It’s no secret that we’re seeing more and more businesses get hit with ransomware attacks. The recent Colonial Pipeline in May comes to mind as it netted the attackers a whopping $4.4 million dollars. Truth is, they aren’t new to organizations at all but have recently gotten more public attention; most likely because of the way attackers want to get paid – via cryptocurrencies.
A lot of experts say “pay the ransomware.” A lot of other experts say “no, don’t pay at any cost.” The way it should be approached, however, is on a per case basis. In the example of Colonial Pipeline, the decision was made to pay the ransomware. It was seen as a simple business decision: pay $4.4 million in crypto, or possibly lose millions more by refusing to pay and wasting time trying to decrypt their systems on their own.
Top Ransomware Mistakes
Paying the ransomware fee or not shouldn’t be the most important topic to discuss when an attack happens. This is where businesses make their first mistake. Let’s discuss more common mistakes businesses make when falling victim to a ransomware attack.
Stop further damage
Before your organization can think about how you will recover your systems and data, it’s essential that your security team ensures that the malware doesn’t spread any further. After confirming how the attackers were able penetrate your systems, security teams must remove future risks of becoming victims to the same attack.
Not having a plan
In 2021 and beyond, it is no longer if your organization will fall victim to some sort of cybersecurity attack but when. You and your cybersecurity team need to sit down and draft a step by step plan to execute once a breach is discovered.
Not knowing exactly what to do usually leads to a series of bad decisions and mistakes which can be devastating to your recovery efforts.
Data Backup Mistakes
One of the first things attackers do when infiltrating your organization is scan your network for backups. If your backups are attached to your network in some way, they will most likely be destroyed before the malware is deployed.
The ideal situation would be to have off site services store your backups to potentially avoid a major crisis if and when a ransomware attack happens to your business.
Try to navigate ransomware attacks alone
If your cybersecurity team is inexperienced or not large enough to feel confident to deal with ransomware attackers, it’s probably a better idea to get help. It’s a good idea to keep incident response services nearby to help you to either negotiate with the attackers or to get a “better deal” if you will.

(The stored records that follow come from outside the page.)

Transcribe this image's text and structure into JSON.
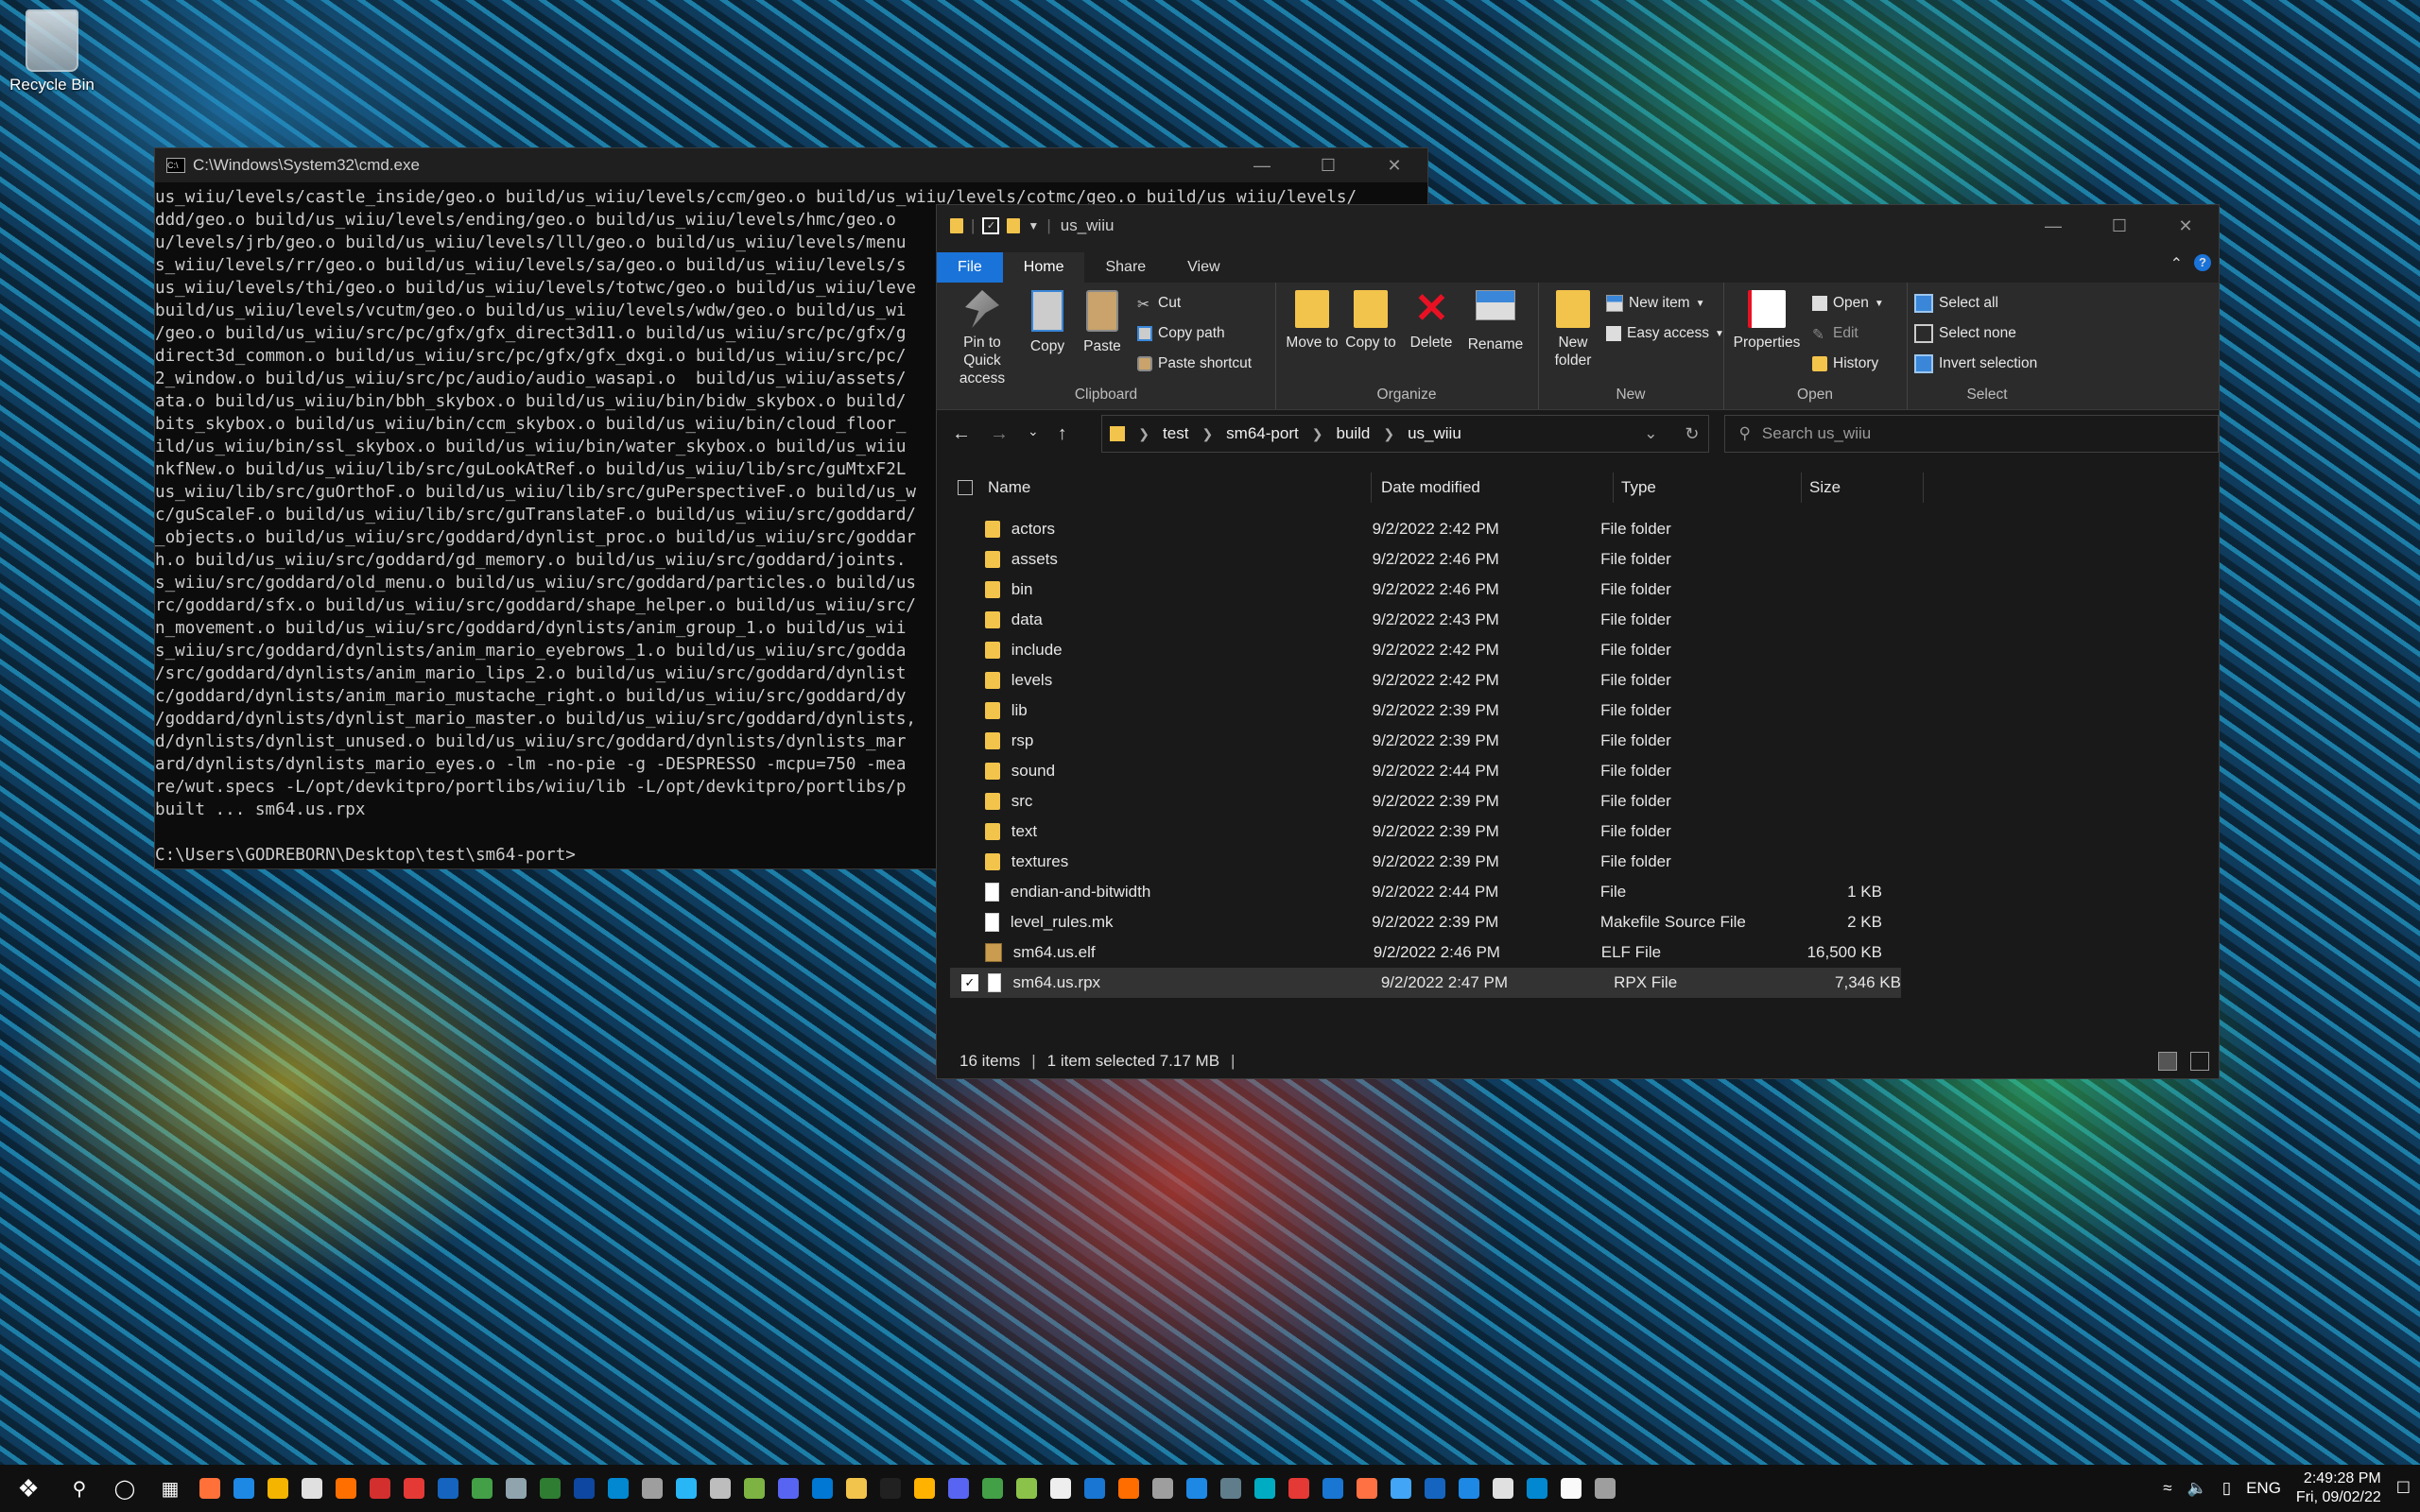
{
  "desktop": {
    "recycle_bin_label": "Recycle Bin"
  },
  "cmd": {
    "title": "C:\\Windows\\System32\\cmd.exe",
    "lines": [
      "us_wiiu/levels/castle_inside/geo.o build/us_wiiu/levels/ccm/geo.o build/us_wiiu/levels/cotmc/geo.o build/us_wiiu/levels/",
      "ddd/geo.o build/us_wiiu/levels/ending/geo.o build/us_wiiu/levels/hmc/geo.o",
      "u/levels/jrb/geo.o build/us_wiiu/levels/lll/geo.o build/us_wiiu/levels/menu",
      "s_wiiu/levels/rr/geo.o build/us_wiiu/levels/sa/geo.o build/us_wiiu/levels/s",
      "us_wiiu/levels/thi/geo.o build/us_wiiu/levels/totwc/geo.o build/us_wiiu/leve",
      "build/us_wiiu/levels/vcutm/geo.o build/us_wiiu/levels/wdw/geo.o build/us_wi",
      "/geo.o build/us_wiiu/src/pc/gfx/gfx_direct3d11.o build/us_wiiu/src/pc/gfx/g",
      "direct3d_common.o build/us_wiiu/src/pc/gfx/gfx_dxgi.o build/us_wiiu/src/pc/",
      "2_window.o build/us_wiiu/src/pc/audio/audio_wasapi.o  build/us_wiiu/assets/",
      "ata.o build/us_wiiu/bin/bbh_skybox.o build/us_wiiu/bin/bidw_skybox.o build/",
      "bits_skybox.o build/us_wiiu/bin/ccm_skybox.o build/us_wiiu/bin/cloud_floor_",
      "ild/us_wiiu/bin/ssl_skybox.o build/us_wiiu/bin/water_skybox.o build/us_wiiu",
      "nkfNew.o build/us_wiiu/lib/src/guLookAtRef.o build/us_wiiu/lib/src/guMtxF2L",
      "us_wiiu/lib/src/guOrthoF.o build/us_wiiu/lib/src/guPerspectiveF.o build/us_w",
      "c/guScaleF.o build/us_wiiu/lib/src/guTranslateF.o build/us_wiiu/src/goddard/",
      "_objects.o build/us_wiiu/src/goddard/dynlist_proc.o build/us_wiiu/src/goddar",
      "h.o build/us_wiiu/src/goddard/gd_memory.o build/us_wiiu/src/goddard/joints.",
      "s_wiiu/src/goddard/old_menu.o build/us_wiiu/src/goddard/particles.o build/us",
      "rc/goddard/sfx.o build/us_wiiu/src/goddard/shape_helper.o build/us_wiiu/src/",
      "n_movement.o build/us_wiiu/src/goddard/dynlists/anim_group_1.o build/us_wii",
      "s_wiiu/src/goddard/dynlists/anim_mario_eyebrows_1.o build/us_wiiu/src/godda",
      "/src/goddard/dynlists/anim_mario_lips_2.o build/us_wiiu/src/goddard/dynlist",
      "c/goddard/dynlists/anim_mario_mustache_right.o build/us_wiiu/src/goddard/dy",
      "/goddard/dynlists/dynlist_mario_master.o build/us_wiiu/src/goddard/dynlists,",
      "d/dynlists/dynlist_unused.o build/us_wiiu/src/goddard/dynlists/dynlists_mar",
      "ard/dynlists/dynlists_mario_eyes.o -lm -no-pie -g -DESPRESSO -mcpu=750 -mea",
      "re/wut.specs -L/opt/devkitpro/portlibs/wiiu/lib -L/opt/devkitpro/portlibs/p",
      "built ... sm64.us.rpx",
      "",
      "C:\\Users\\GODREBORN\\Desktop\\test\\sm64-port>"
    ]
  },
  "explorer": {
    "title": "us_wiiu",
    "tabs": [
      "File",
      "Home",
      "Share",
      "View"
    ],
    "ribbon": {
      "clipboard": {
        "label": "Clipboard",
        "pin": "Pin to Quick access",
        "copy": "Copy",
        "paste": "Paste",
        "cut": "Cut",
        "copy_path": "Copy path",
        "paste_shortcut": "Paste shortcut"
      },
      "organize": {
        "label": "Organize",
        "move_to": "Move to",
        "copy_to": "Copy to",
        "delete": "Delete",
        "rename": "Rename"
      },
      "new": {
        "label": "New",
        "new_folder": "New folder",
        "new_item": "New item",
        "easy_access": "Easy access"
      },
      "open": {
        "label": "Open",
        "properties": "Properties",
        "open": "Open",
        "edit": "Edit",
        "history": "History"
      },
      "select": {
        "label": "Select",
        "select_all": "Select all",
        "select_none": "Select none",
        "invert_selection": "Invert selection"
      }
    },
    "path": [
      "test",
      "sm64-port",
      "build",
      "us_wiiu"
    ],
    "search_placeholder": "Search us_wiiu",
    "columns": {
      "name": "Name",
      "date": "Date modified",
      "type": "Type",
      "size": "Size"
    },
    "files": [
      {
        "name": "actors",
        "date": "9/2/2022 2:42 PM",
        "type": "File folder",
        "size": "",
        "icon": "folder-icon"
      },
      {
        "name": "assets",
        "date": "9/2/2022 2:46 PM",
        "type": "File folder",
        "size": "",
        "icon": "folder-icon"
      },
      {
        "name": "bin",
        "date": "9/2/2022 2:46 PM",
        "type": "File folder",
        "size": "",
        "icon": "folder-icon"
      },
      {
        "name": "data",
        "date": "9/2/2022 2:43 PM",
        "type": "File folder",
        "size": "",
        "icon": "folder-icon"
      },
      {
        "name": "include",
        "date": "9/2/2022 2:42 PM",
        "type": "File folder",
        "size": "",
        "icon": "folder-icon"
      },
      {
        "name": "levels",
        "date": "9/2/2022 2:42 PM",
        "type": "File folder",
        "size": "",
        "icon": "folder-icon"
      },
      {
        "name": "lib",
        "date": "9/2/2022 2:39 PM",
        "type": "File folder",
        "size": "",
        "icon": "folder-icon"
      },
      {
        "name": "rsp",
        "date": "9/2/2022 2:39 PM",
        "type": "File folder",
        "size": "",
        "icon": "folder-icon"
      },
      {
        "name": "sound",
        "date": "9/2/2022 2:44 PM",
        "type": "File folder",
        "size": "",
        "icon": "folder-icon"
      },
      {
        "name": "src",
        "date": "9/2/2022 2:39 PM",
        "type": "File folder",
        "size": "",
        "icon": "folder-icon"
      },
      {
        "name": "text",
        "date": "9/2/2022 2:39 PM",
        "type": "File folder",
        "size": "",
        "icon": "folder-icon"
      },
      {
        "name": "textures",
        "date": "9/2/2022 2:39 PM",
        "type": "File folder",
        "size": "",
        "icon": "folder-icon"
      },
      {
        "name": "endian-and-bitwidth",
        "date": "9/2/2022 2:44 PM",
        "type": "File",
        "size": "1 KB",
        "icon": "file-icon"
      },
      {
        "name": "level_rules.mk",
        "date": "9/2/2022 2:39 PM",
        "type": "Makefile Source File",
        "size": "2 KB",
        "icon": "file-icon"
      },
      {
        "name": "sm64.us.elf",
        "date": "9/2/2022 2:46 PM",
        "type": "ELF File",
        "size": "16,500 KB",
        "icon": "elf-file-icon"
      },
      {
        "name": "sm64.us.rpx",
        "date": "9/2/2022 2:47 PM",
        "type": "RPX File",
        "size": "7,346 KB",
        "icon": "file-icon",
        "selected": true
      }
    ],
    "status": {
      "count": "16 items",
      "selected": "1 item selected  7.17 MB"
    }
  },
  "taskbar": {
    "language": "ENG",
    "time": "2:49:28 PM",
    "date": "Fri, 09/02/22"
  }
}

A lot of these businesses have dealt with hundreds of these cases and can most likely help your organization get you back on your feet a lot quicker than if you navigate on your own.

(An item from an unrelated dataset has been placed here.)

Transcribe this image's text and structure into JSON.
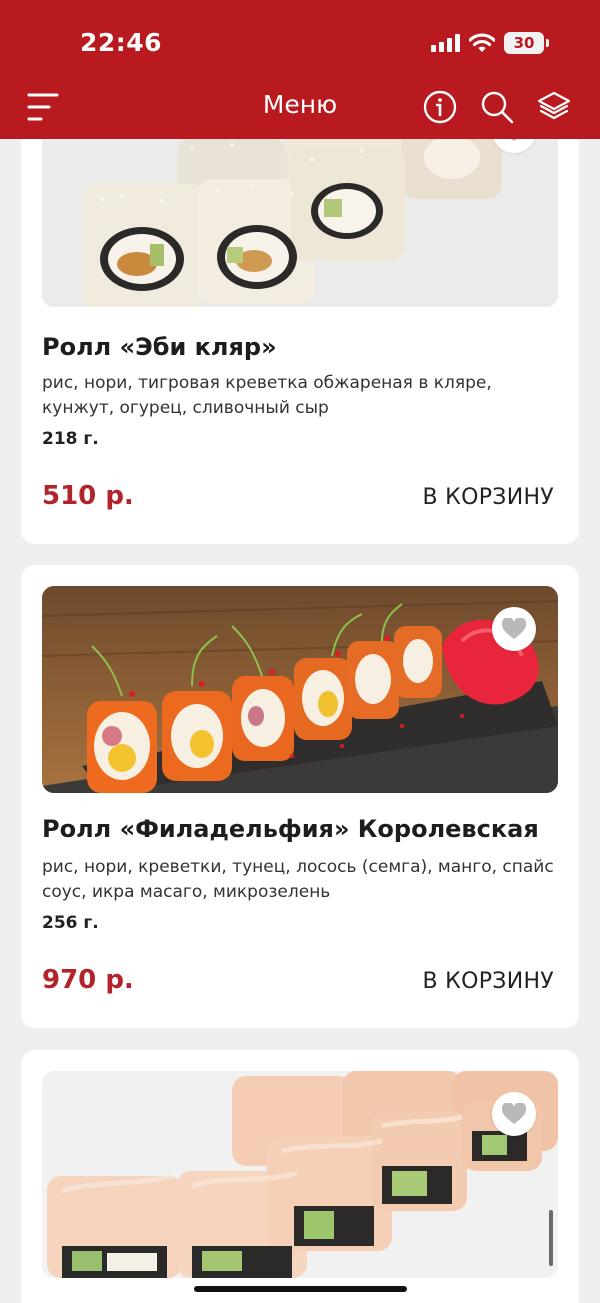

Forget to call law enforcement
Your incident response plan should include your team immediately contacting your local FBI office.
In the Colonial Pipeline ransomware attack, the FBI was able to track down the digital wallets of the attackers and were able to recover 64 out of the 75 bitcoins that were paid.
There are many benefits of allowing the FBI to get involved such as:
- The possibility of providing special cryptocurrency tools to “follow the money”
- Specialized decryption tools
- Better techniques to recover encrypted data
- Provide them with the ability to track the attackers down in the future and prevent them from attacking others
Not calling your insurance provider
If your organization has a cyber insurance policy and you fail to call and get them involved from the get go, you may be violating your policy and your insurance provider will most likely deny your claim.
Most cyber insurance providers have their own crisis plans and professionals they rely on to handle ransomware attacks. Once you call them and let them know there’s been a breach, your organization oftentimes hands complete control to them.
Stick to a plan
Don’t let emotions take control and stick to your well planned incident response agenda. This will be a trying time for your business leaders, shareholders and employees but it’s important to stay level headed and stick to your plan.
Learn from your mistakes
After the ransomware attack has been neutralized, it’s time to gather your cyber security team and discuss how your team can improve. If your team didn’t have an incident response plan, then it’s time to create one based off of your recent experience. If your organization decided to pay the ransomware, brainstorm ideas to see how you can prevent paying if it ever happens again.
If your team did have an incident response plan in place but you saw areas to improve, now is the time to do so.
Next, it’s time to figure out how the attackers were able to infiltrate your organization’s network and work on patching these areas to prevent future attacks. It’s also a great time to implement cyber simulations and even hire a white hat hacker to test your cybersecurity efforts.
As ransomware attacks continue to evolve in sophistication, they have also silently become a multi billion dollar industry. Since January 2021, there has been a 57% increase in reported ransomware attacks. As it stands, the average cost for a small business to recover from a ransomware attack is at $1.85 million and rising.
Now is the perfect time for your organization to beef up your defenses and make sure you have plenty of off-line backups handy.